His claim mirrors other allegations made about Golubski during his 35 years with the KCKPD, including coercing fabricated testimony, often from vulnerable members of Wyandotte County's Black community, in order to clear his cases.
Golubski is currently on home arrest following last month’s federal indictment charging him with violating the civil rights of several women by raping and kidnapping them back in the 1990s.
Attorneys for the two men convicted of the 1997 murder, Celester McKinney and Brian Betts, hope to pattern their innocence case after that of Lamonte McIntyre, another Kansas City, Kansas, man who was exonerated in 2017 after being convicted of a double homicide he didn’t commit.
McIntyre was convicted solely on the false testimony of two eyewitnesses, who say they were forced into it by Golubski.
Carter Betts testified Monday that a Black detective, W.K. Smith, and a white detective with brown hair and a large mustache — who he didn’t know at the time — forced him to say his nephews did it and that if he didn’t, they’d charge him with murder.

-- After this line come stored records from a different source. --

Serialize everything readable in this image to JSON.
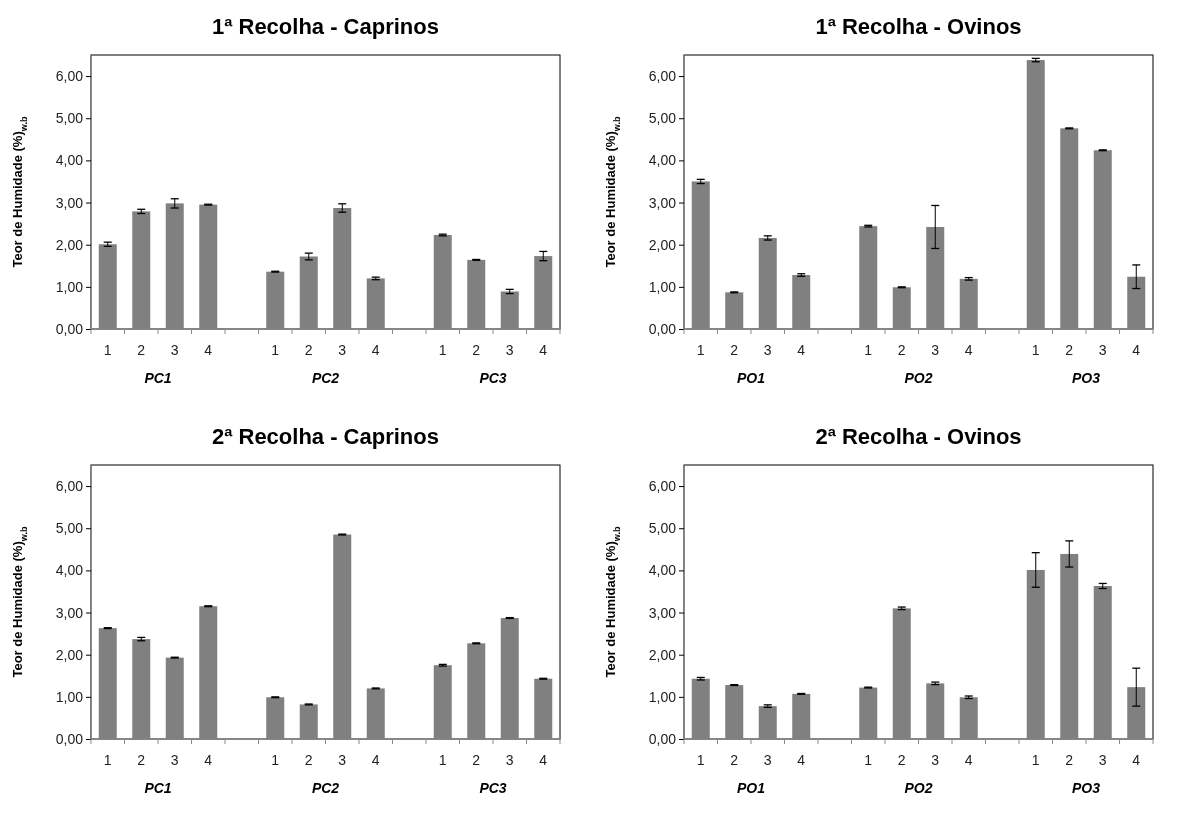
{
  "chart_data": [
    {
      "type": "bar",
      "title": "1ª Recolha - Caprinos",
      "ylabel": "Teor de Humidade (%)$_{w.b}$",
      "categories": [
        "1",
        "2",
        "3",
        "4",
        null,
        "1",
        "2",
        "3",
        "4",
        null,
        "1",
        "2",
        "3",
        "4"
      ],
      "color": "#808080",
      "values": [
        2.01,
        2.79,
        2.98,
        2.95,
        null,
        1.36,
        1.72,
        2.87,
        1.2,
        null,
        2.23,
        1.64,
        0.89,
        1.73
      ],
      "errors": [
        0.05,
        0.05,
        0.11,
        0.01,
        null,
        0.01,
        0.08,
        0.1,
        0.03,
        null,
        0.02,
        0.01,
        0.05,
        0.11
      ],
      "annotations": [
        "PC1",
        "PC2",
        "PC3"
      ],
      "ylim": [
        0,
        6.5
      ],
      "yticks": [
        {
          "value": 0,
          "label": "0,00"
        },
        {
          "value": 1,
          "label": "1,00"
        },
        {
          "value": 2,
          "label": "2,00"
        },
        {
          "value": 3,
          "label": "3,00"
        },
        {
          "value": 4,
          "label": "4,00"
        },
        {
          "value": 5,
          "label": "5,00"
        },
        {
          "value": 6,
          "label": "6,00"
        }
      ]
    },
    {
      "type": "bar",
      "title": "1ª Recolha - Ovinos",
      "ylabel": "Teor de Humidade (%)$_{w.b}$",
      "categories": [
        "1",
        "2",
        "3",
        "4",
        null,
        "1",
        "2",
        "3",
        "4",
        null,
        "1",
        "2",
        "3",
        "4"
      ],
      "color": "#808080",
      "values": [
        3.5,
        0.87,
        2.16,
        1.28,
        null,
        2.44,
        0.99,
        2.42,
        1.19,
        null,
        6.38,
        4.76,
        4.24,
        1.24
      ],
      "errors": [
        0.05,
        0.01,
        0.05,
        0.03,
        null,
        0.02,
        0.01,
        0.51,
        0.03,
        null,
        0.04,
        0.01,
        0.01,
        0.28
      ],
      "annotations": [
        "PO1",
        "PO2",
        "PO3"
      ],
      "ylim": [
        0,
        6.5
      ],
      "yticks": [
        {
          "value": 0,
          "label": "0,00"
        },
        {
          "value": 1,
          "label": "1,00"
        },
        {
          "value": 2,
          "label": "2,00"
        },
        {
          "value": 3,
          "label": "3,00"
        },
        {
          "value": 4,
          "label": "4,00"
        },
        {
          "value": 5,
          "label": "5,00"
        },
        {
          "value": 6,
          "label": "6,00"
        }
      ]
    },
    {
      "type": "bar",
      "title": "2ª Recolha - Caprinos",
      "ylabel": "Teor de Humidade (%)$_{w.b}$",
      "categories": [
        "1",
        "2",
        "3",
        "4",
        null,
        "1",
        "2",
        "3",
        "4",
        null,
        "1",
        "2",
        "3",
        "4"
      ],
      "color": "#808080",
      "values": [
        2.63,
        2.37,
        1.93,
        3.15,
        null,
        0.99,
        0.82,
        4.85,
        1.2,
        null,
        1.75,
        2.27,
        2.87,
        1.43
      ],
      "errors": [
        0.01,
        0.04,
        0.01,
        0.01,
        null,
        0.01,
        0.01,
        0.01,
        0.01,
        null,
        0.02,
        0.01,
        0.01,
        0.01
      ],
      "annotations": [
        "PC1",
        "PC2",
        "PC3"
      ],
      "ylim": [
        0,
        6.5
      ],
      "yticks": [
        {
          "value": 0,
          "label": "0,00"
        },
        {
          "value": 1,
          "label": "1,00"
        },
        {
          "value": 2,
          "label": "2,00"
        },
        {
          "value": 3,
          "label": "3,00"
        },
        {
          "value": 4,
          "label": "4,00"
        },
        {
          "value": 5,
          "label": "5,00"
        },
        {
          "value": 6,
          "label": "6,00"
        }
      ]
    },
    {
      "type": "bar",
      "title": "2ª Recolha - Ovinos",
      "ylabel": "Teor de Humidade (%)$_{w.b}$",
      "categories": [
        "1",
        "2",
        "3",
        "4",
        null,
        "1",
        "2",
        "3",
        "4",
        null,
        "1",
        "2",
        "3",
        "4"
      ],
      "color": "#808080",
      "values": [
        1.43,
        1.28,
        0.78,
        1.07,
        null,
        1.22,
        3.1,
        1.32,
        0.99,
        null,
        4.01,
        4.39,
        3.63,
        1.23
      ],
      "errors": [
        0.03,
        0.01,
        0.03,
        0.01,
        null,
        0.01,
        0.03,
        0.03,
        0.03,
        null,
        0.41,
        0.31,
        0.06,
        0.45
      ],
      "annotations": [
        "PO1",
        "PO2",
        "PO3"
      ],
      "ylim": [
        0,
        6.5
      ],
      "yticks": [
        {
          "value": 0,
          "label": "0,00"
        },
        {
          "value": 1,
          "label": "1,00"
        },
        {
          "value": 2,
          "label": "2,00"
        },
        {
          "value": 3,
          "label": "3,00"
        },
        {
          "value": 4,
          "label": "4,00"
        },
        {
          "value": 5,
          "label": "5,00"
        },
        {
          "value": 6,
          "label": "6,00"
        }
      ]
    }
  ]
}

Shown a photo of Golubski, Carter Betts said that he was the detective who said, “You’re going to do what you’re told.”
“If you don’t, I’m gonna make you suffer,” Carter Betts remembered Golubski saying.
But Deputy District Attorney Kayla Roehler countered, saying Carter Betts had previously testified eight times and had said the only detective who pressured him was W.K. Smith.
Attorneys are also trying to paint Golubski as interfering in the case because the victim, Miller, was the nephew of his ex-wife, Ethel Spencer. Golubski said he didn’t seek information in the 1997 murder case for the victim’s family because it was “none of my business” and that he wasn’t close to the Spencer family.
Ethel Spencer, who has since remarried and goes by Ethel Miller, also testified that Golubski did not offer any information to the family and that the couple had divorced by the time of the 1997 murder.
Also questioned Monday was Wyandotte County Judge Daniel Cahill, who was a prosecutor on the Betts-McKinney trials. Carter Betts said he told Cahill his testimony was false but Cahill “said ‘you have to go along’ or he would charge me,” Carter Betts said.
Cahill denied that, but admitted that he needed Carter Betts’ testimony to get Brian Betts and McKinney convicted.
“There was a very, very weak case without Carter’s testimony,” Cahill said.
The hearing resumes Tuesday at 9 a.m. when retired Judge Gunnar Sundby, who is overseeing the hearing this week in a senior judge role, will decide whether District Attorney Mark Dupree will have to testify.